Rê subiu para seu apê. Queria ligar para Camila, mas lembrou-se que eram 6h e Camila a mataria... a amiga era um doce, mas quando acordada seria capaz de cometer um homicídio. “Melhor tomar um banho, um café e ir para o trabalho...”
No trabalho soube que teria de viajar no dia seguinte: Salvador. O hotel a chamava... impossível recusar. Ficou um pouco mal-humorada, pois a festa seria hoje e teria que estar no aeroporto logo cedo, no dia seguinte. “Droga!” Mas logo seu mau humor se foi... recebeu os cumprimentos de todos os funcionários do hotel, sua segunda família. Compraram-lhe um bolo - de chocolate - e um novo celular com mais capacidade para os números de telefone: eles sabiam que Renata possuía muuuitos números. Brincavam, falavam besteiras, comiam e bebiam quando seu velho celular tocou:
_ Rê!
_ Oi, Lu!!! – seu coração disparou e, imediatamente, afastou-se do grupo.
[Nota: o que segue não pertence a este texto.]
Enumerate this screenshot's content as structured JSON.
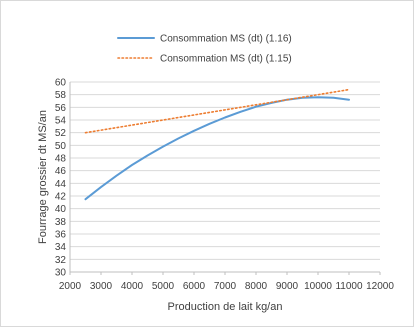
{
  "chart_data": {
    "type": "line",
    "title": "",
    "xlabel": "Production de lait kg/an",
    "ylabel": "Fourrage grossier dt MS/an",
    "xlim": [
      2000,
      12000
    ],
    "ylim": [
      30,
      60
    ],
    "x_ticks": [
      "2000",
      "3000",
      "4000",
      "5000",
      "6000",
      "7000",
      "8000",
      "9000",
      "10000",
      "11000",
      "12000"
    ],
    "y_ticks": [
      "30",
      "32",
      "34",
      "36",
      "38",
      "40",
      "42",
      "44",
      "46",
      "48",
      "50",
      "52",
      "54",
      "56",
      "58",
      "60"
    ],
    "grid": "horizontal",
    "legend_position": "top",
    "series": [
      {
        "name": "Consommation MS (dt) (1.16)",
        "style": "solid",
        "color": "#5B9BD5",
        "x": [
          2500,
          3000,
          3500,
          4000,
          4500,
          5000,
          5500,
          6000,
          6500,
          7000,
          7500,
          8000,
          8500,
          9000,
          9500,
          10000,
          10500,
          11000
        ],
        "y": [
          41.5,
          43.4,
          45.2,
          46.9,
          48.4,
          49.8,
          51.1,
          52.3,
          53.4,
          54.4,
          55.3,
          56.1,
          56.7,
          57.2,
          57.5,
          57.6,
          57.5,
          57.2
        ]
      },
      {
        "name": "Consommation MS (dt) (1.15)",
        "style": "dotted",
        "color": "#ED7D31",
        "x": [
          2500,
          11000
        ],
        "y": [
          52.0,
          58.8
        ]
      }
    ]
  }
}
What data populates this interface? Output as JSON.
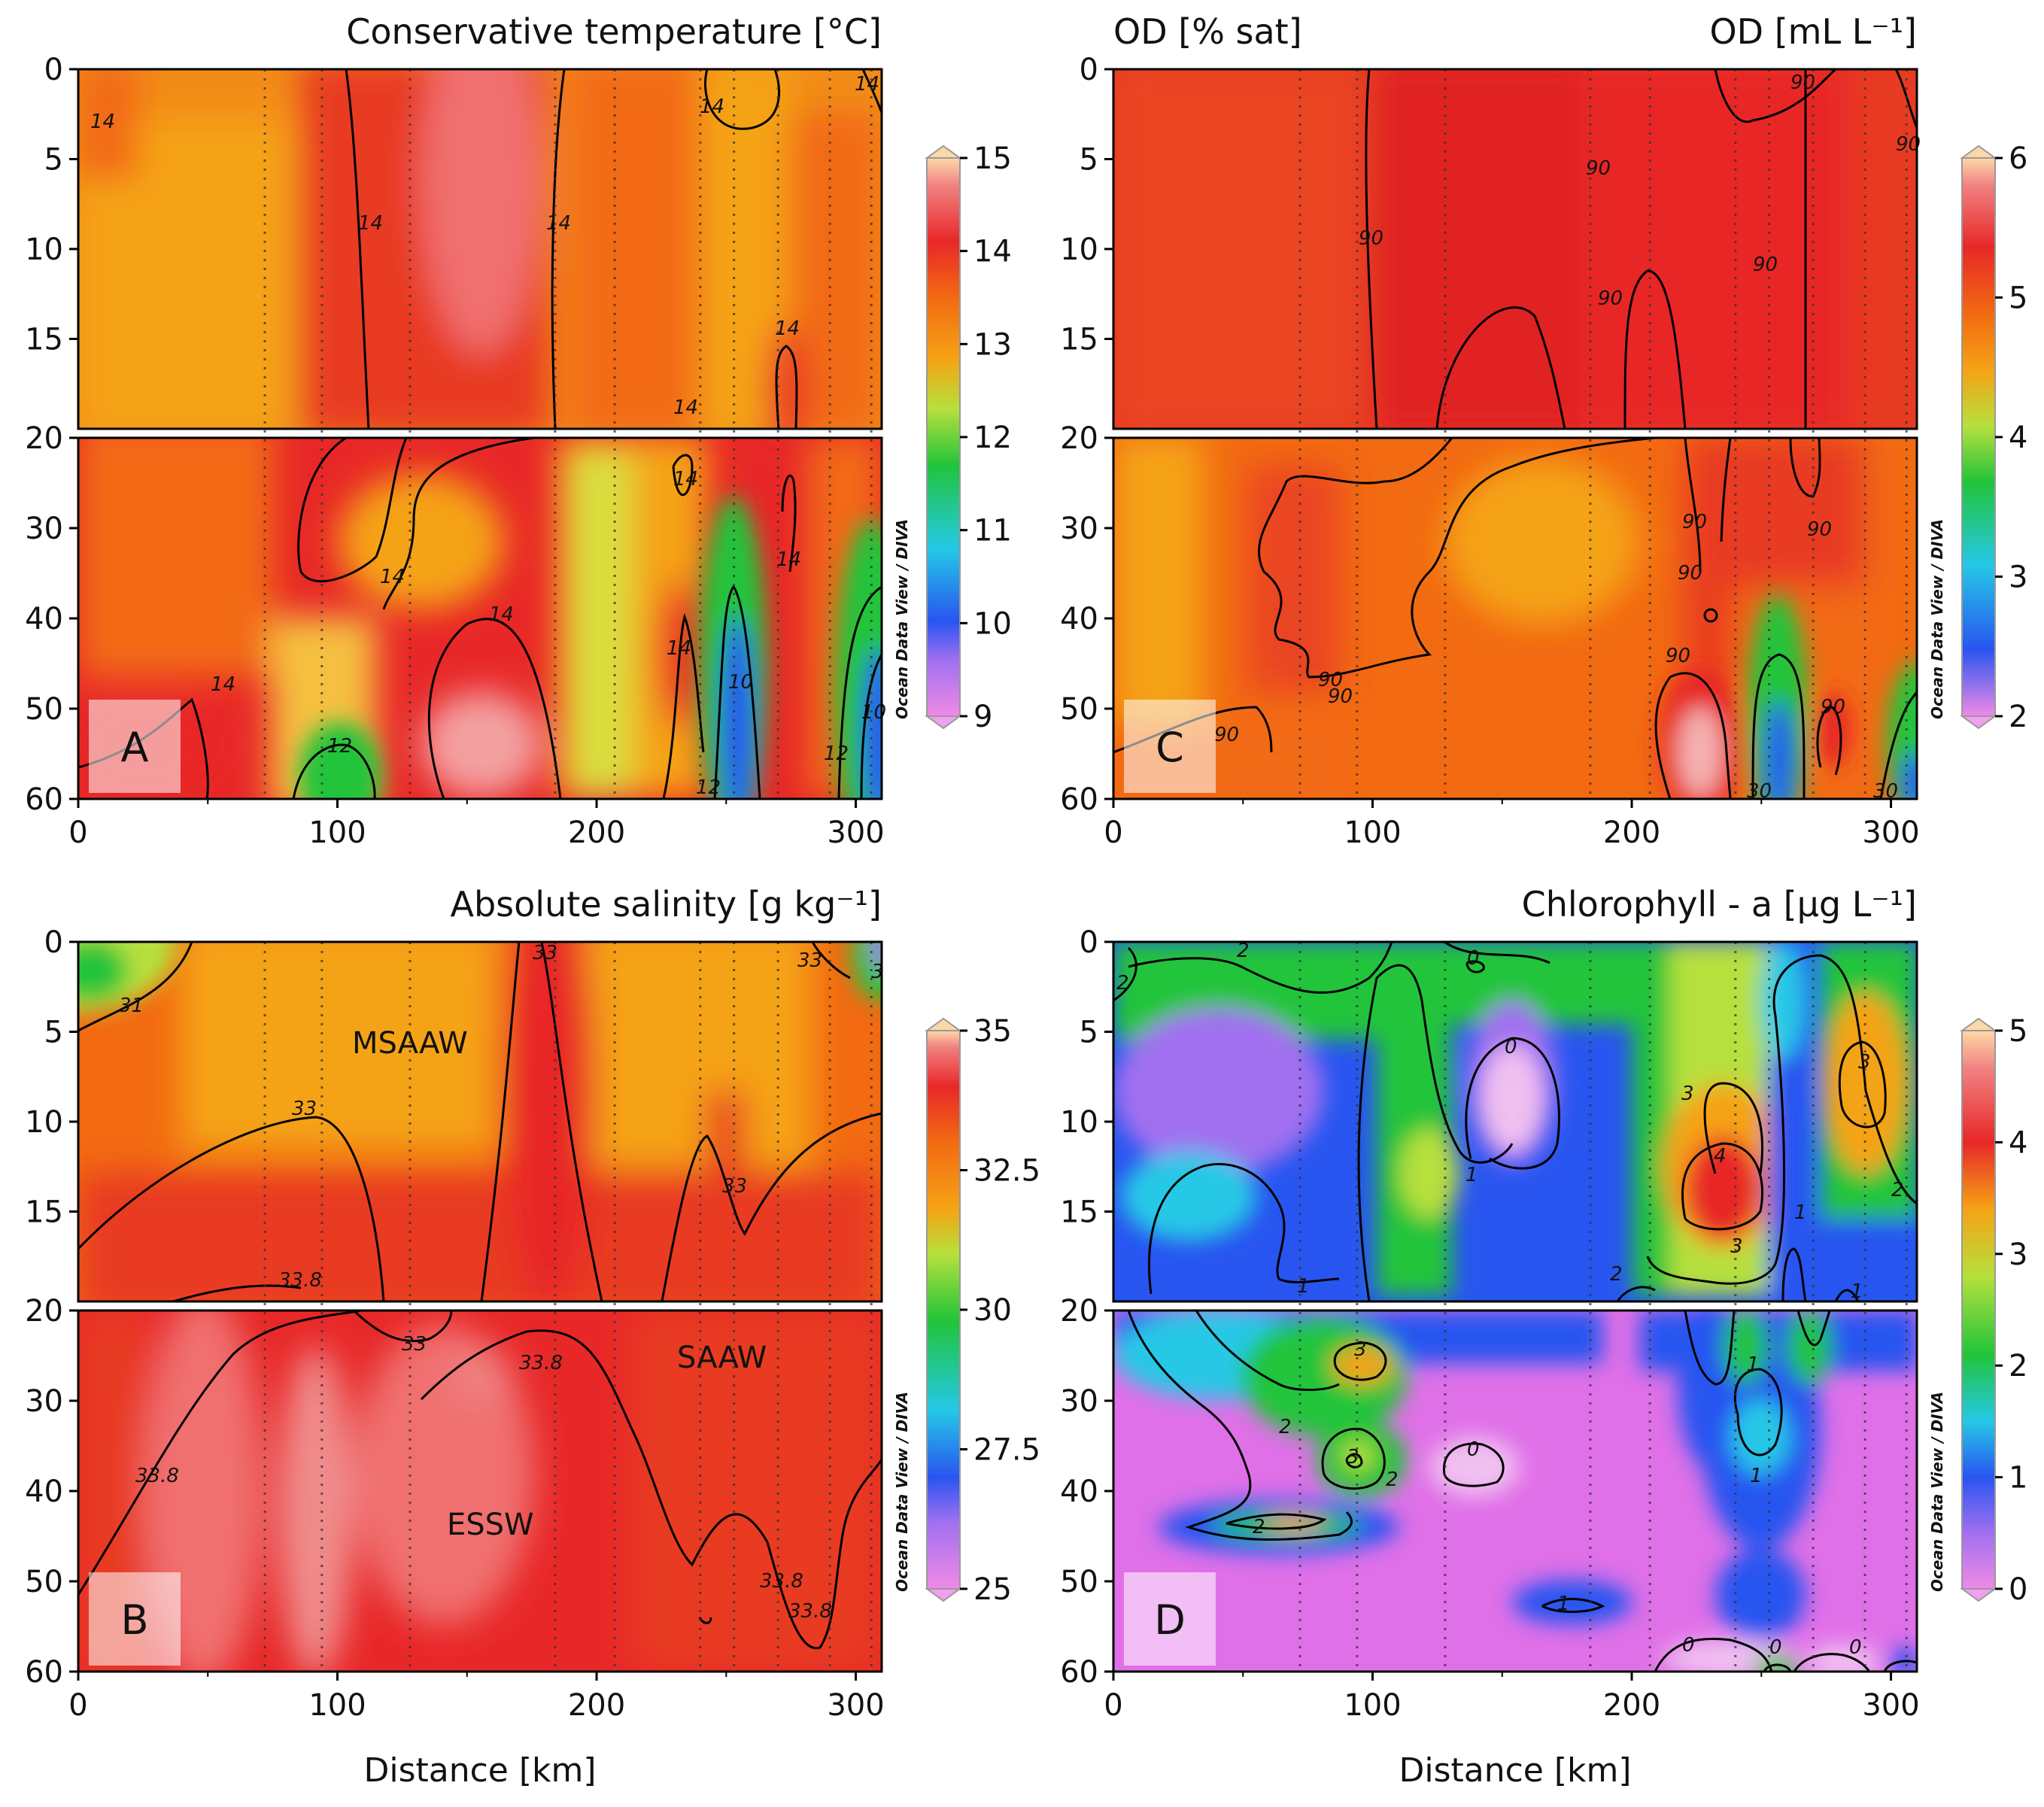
{
  "x_axis_label": "Distance [km]",
  "watermark": "Ocean Data View / DIVA",
  "panels": [
    {
      "id": "A",
      "title": "Conservative temperature [°C]",
      "title_right": "",
      "colorbar": {
        "min": 9,
        "max": 15,
        "ticks": [
          "9",
          "10",
          "11",
          "12",
          "13",
          "14",
          "15"
        ]
      },
      "contour_labels": [
        "14",
        "14",
        "14",
        "14",
        "14",
        "14",
        "14",
        "14",
        "14",
        "14",
        "14",
        "14",
        "14",
        "12",
        "12",
        "12",
        "10",
        "10"
      ],
      "water_masses": []
    },
    {
      "id": "B",
      "title": "Absolute salinity [g kg⁻¹]",
      "title_right": "",
      "colorbar": {
        "min": 25,
        "max": 35,
        "ticks": [
          "25",
          "27.5",
          "30",
          "32.5",
          "35"
        ]
      },
      "contour_labels": [
        "31",
        "33",
        "33",
        "33",
        "33",
        "33",
        "33.8",
        "33.8",
        "33.8",
        "33.8",
        "33.8",
        "3"
      ],
      "water_masses": [
        "MSAAW",
        "SAAW",
        "ESSW"
      ]
    },
    {
      "id": "C",
      "title": "OD [% sat]",
      "title_right": "OD [mL L⁻¹]",
      "colorbar": {
        "min": 2,
        "max": 6,
        "ticks": [
          "2",
          "3",
          "4",
          "5",
          "6"
        ]
      },
      "contour_labels": [
        "90",
        "90",
        "90",
        "90",
        "90",
        "90",
        "90",
        "90",
        "90",
        "90",
        "90",
        "90",
        "90",
        "90",
        "30",
        "30"
      ],
      "water_masses": []
    },
    {
      "id": "D",
      "title": "Chlorophyll - a [µg L⁻¹]",
      "title_right": "",
      "colorbar": {
        "min": 0,
        "max": 5,
        "ticks": [
          "0",
          "1",
          "2",
          "3",
          "4",
          "5"
        ]
      },
      "contour_labels": [
        "2",
        "2",
        "0",
        "0",
        "1",
        "1",
        "3",
        "4",
        "3",
        "2",
        "2",
        "1",
        "1",
        "3",
        "2",
        "3",
        "2",
        "3",
        "2",
        "0",
        "1",
        "1",
        "1",
        "0",
        "0",
        "0"
      ],
      "water_masses": []
    }
  ],
  "chart_data": [
    {
      "type": "heatmap",
      "panel": "A",
      "title": "Conservative temperature [°C]",
      "xlabel": "",
      "ylabel": "",
      "xlim": [
        0,
        310
      ],
      "ylim": [
        60,
        0
      ],
      "y_break": 20,
      "x_ticks": [
        0,
        100,
        200,
        300
      ],
      "y_ticks": [
        0,
        5,
        10,
        15,
        20,
        30,
        40,
        50,
        60
      ],
      "colorbar": {
        "min": 9,
        "max": 15
      },
      "stations_km": [
        72,
        94,
        128,
        184,
        207,
        240,
        253,
        270,
        290,
        306
      ],
      "approx_field": "≈13–14.5 °C in upper 20 m, warmer cores (~14.8) near 150 km; cold (~10 °C) intrusions at depth near 253 km and 305 km"
    },
    {
      "type": "heatmap",
      "panel": "B",
      "title": "Absolute salinity [g kg⁻¹]",
      "xlabel": "Distance [km]",
      "ylabel": "",
      "xlim": [
        0,
        310
      ],
      "ylim": [
        60,
        0
      ],
      "y_break": 20,
      "x_ticks": [
        0,
        100,
        200,
        300
      ],
      "y_ticks": [
        0,
        5,
        10,
        15,
        20,
        30,
        40,
        50,
        60
      ],
      "colorbar": {
        "min": 25,
        "max": 35
      },
      "stations_km": [
        72,
        94,
        128,
        184,
        207,
        240,
        253,
        270,
        290,
        306
      ],
      "approx_field": "≈31–33 g/kg near surface (MSAAW), >33.8 g/kg at depth (ESSW); low salinity (~29) at surface edges"
    },
    {
      "type": "heatmap",
      "panel": "C",
      "title": "OD [% sat]",
      "xlabel": "",
      "ylabel": "",
      "xlim": [
        0,
        310
      ],
      "ylim": [
        60,
        0
      ],
      "y_break": 20,
      "x_ticks": [
        0,
        100,
        200,
        300
      ],
      "y_ticks": [
        0,
        5,
        10,
        15,
        20,
        30,
        40,
        50,
        60
      ],
      "colorbar": {
        "min": 2,
        "max": 6
      },
      "stations_km": [
        72,
        94,
        128,
        184,
        207,
        240,
        253,
        270,
        290,
        306
      ],
      "approx_field": "≈5–5.5 mL/L near surface (90 % sat contour), ≈4.5 at 20–60 m; low (~2) at depth near 253 km and 305 km"
    },
    {
      "type": "heatmap",
      "panel": "D",
      "title": "Chlorophyll - a [µg L⁻¹]",
      "xlabel": "Distance [km]",
      "ylabel": "",
      "xlim": [
        0,
        310
      ],
      "ylim": [
        60,
        0
      ],
      "y_break": 20,
      "x_ticks": [
        0,
        100,
        200,
        300
      ],
      "y_ticks": [
        0,
        5,
        10,
        15,
        20,
        30,
        40,
        50,
        60
      ],
      "colorbar": {
        "min": 0,
        "max": 5
      },
      "stations_km": [
        72,
        94,
        128,
        184,
        207,
        240,
        253,
        270,
        290,
        306
      ],
      "approx_field": "max ≈4.3 µg/L near 210 km at 15 m; ≈3 near 280 km; mostly 0–1 below 30 m"
    }
  ]
}
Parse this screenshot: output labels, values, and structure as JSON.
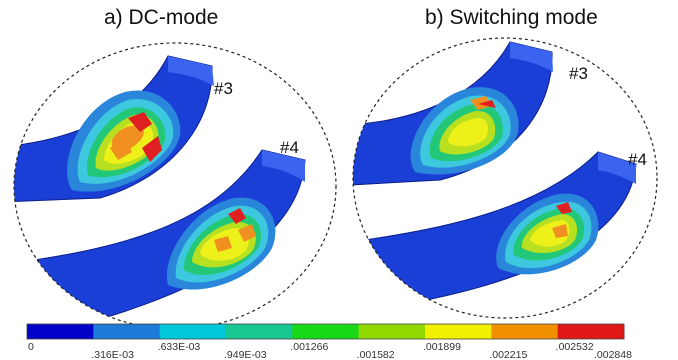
{
  "panels": [
    {
      "title": "a) DC-mode",
      "labels": [
        "#3",
        "#4"
      ]
    },
    {
      "title": "b)  Switching mode",
      "labels": [
        "#3",
        "#4"
      ]
    }
  ],
  "colorbar": {
    "colors": [
      "#0000c8",
      "#1c7ad8",
      "#00c8d8",
      "#18c890",
      "#18d818",
      "#90d800",
      "#f0f000",
      "#f09000",
      "#e01818"
    ],
    "ticks": [
      "0",
      ".316E-03",
      ".633E-03",
      ".949E-03",
      ".001266",
      ".001582",
      ".001899",
      ".002215",
      ".002532",
      ".002848"
    ]
  },
  "palette": {
    "blue": "#1a3fd6",
    "edge": "#0c1f8a"
  }
}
_ Desculpa por ontem, ou melhor, por hoje cedo... nem vi quando você foi embora...
_ Imagina, não quis te acordar...
_ Parabéns, querida! Tinha planejado lhe entregar o presente hoje quando chegamos em casa, mas começamos a conversar e acabei esquecendo...
“Meu melhor e maior presente é você, linda!” – pensou Renata enquanto ouvia a voz suave de Lu. Ela havia lhe chamado de “querida”.
_ Meu presente será sua presença em minha festa logo mais...
Silêncio.
_ Lu?!
_ Oi. Rê, eu queria muito ir, mas houve um imprevisto aqui no jornal e terei que viajar amanhã cedo pra Curitiba... – sua voz era de decepção e Renata ficou mais decepcionada ainda.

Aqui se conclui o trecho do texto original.